Journée internationale des droits des femmes

Un rappel nécessaire. Pas seulement une célébration.

Chaque année, la Journée internationale des droits des femmes nous invite à reconnaître les progrès accomplis. 
Parce que oui, il y en a eu.
Plusieurs.

  • Les femmes accèdent davantage aux études supérieures 
    Elles sont d’ailleurs plus nombreuses à détenir un diplôme universitaire que les hommes.
  • Elles occupent plus de postes décisionnels qu’auparavant
    Mais les postes de haute direction et d’administrateurs sont encore majoritairement occupés par des hommes.
  • Les violences faites aux femmes sont davantage reconnues et dénoncées
    Pourtant, on met encore trop souvent en doute la parole des femmes qui dénoncent leur agresseur / violeur.

Bref, la société avance.

Mais elle avance encore à une vitesse étrange : suffisamment rapide pour publier des communiqués optimistes, mais pas assez pour régler les inégalités structurelles qui persistent.

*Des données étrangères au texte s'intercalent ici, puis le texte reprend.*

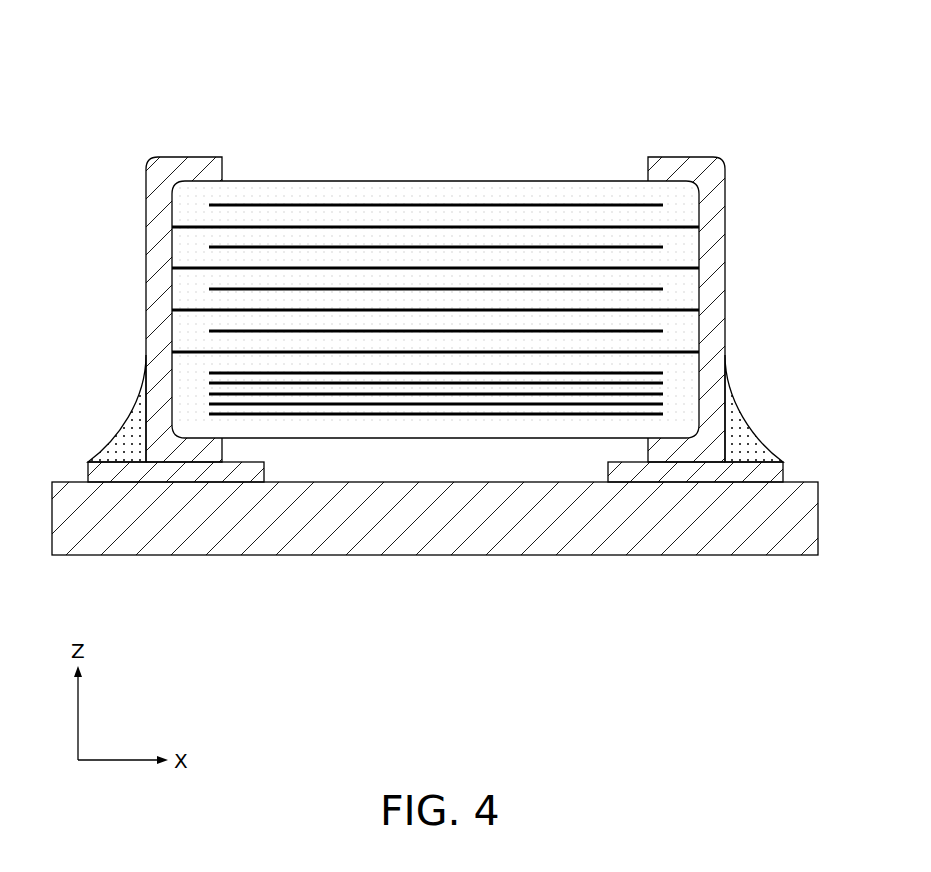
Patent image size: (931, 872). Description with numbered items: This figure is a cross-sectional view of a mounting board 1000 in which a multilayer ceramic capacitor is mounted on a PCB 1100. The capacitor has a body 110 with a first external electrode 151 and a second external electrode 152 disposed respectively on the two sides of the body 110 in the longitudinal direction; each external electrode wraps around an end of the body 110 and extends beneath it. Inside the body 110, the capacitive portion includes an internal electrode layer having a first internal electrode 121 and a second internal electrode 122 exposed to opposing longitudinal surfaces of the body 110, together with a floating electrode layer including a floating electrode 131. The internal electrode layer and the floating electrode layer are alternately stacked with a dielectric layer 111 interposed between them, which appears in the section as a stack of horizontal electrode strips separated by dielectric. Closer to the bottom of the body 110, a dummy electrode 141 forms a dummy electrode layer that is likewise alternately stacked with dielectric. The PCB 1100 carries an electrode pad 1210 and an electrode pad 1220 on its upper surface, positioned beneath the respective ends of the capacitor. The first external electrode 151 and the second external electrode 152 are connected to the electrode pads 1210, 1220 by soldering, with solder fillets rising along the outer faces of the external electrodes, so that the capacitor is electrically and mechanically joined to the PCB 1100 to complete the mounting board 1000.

Les femmes tiennent une grande partie du filet social

Au Québec, une grande partie du travail qui maintient les communautés debout est porté par des femmes.

Dans le réseau communautaire seulement, plus de 80 % des emplois sont occupés par des femmes*. Ces travailleuses soutiennent des personnes en détresse, accompagnent des familles, défendent des droits et interviennent en prévention auprès de populations vulnérables.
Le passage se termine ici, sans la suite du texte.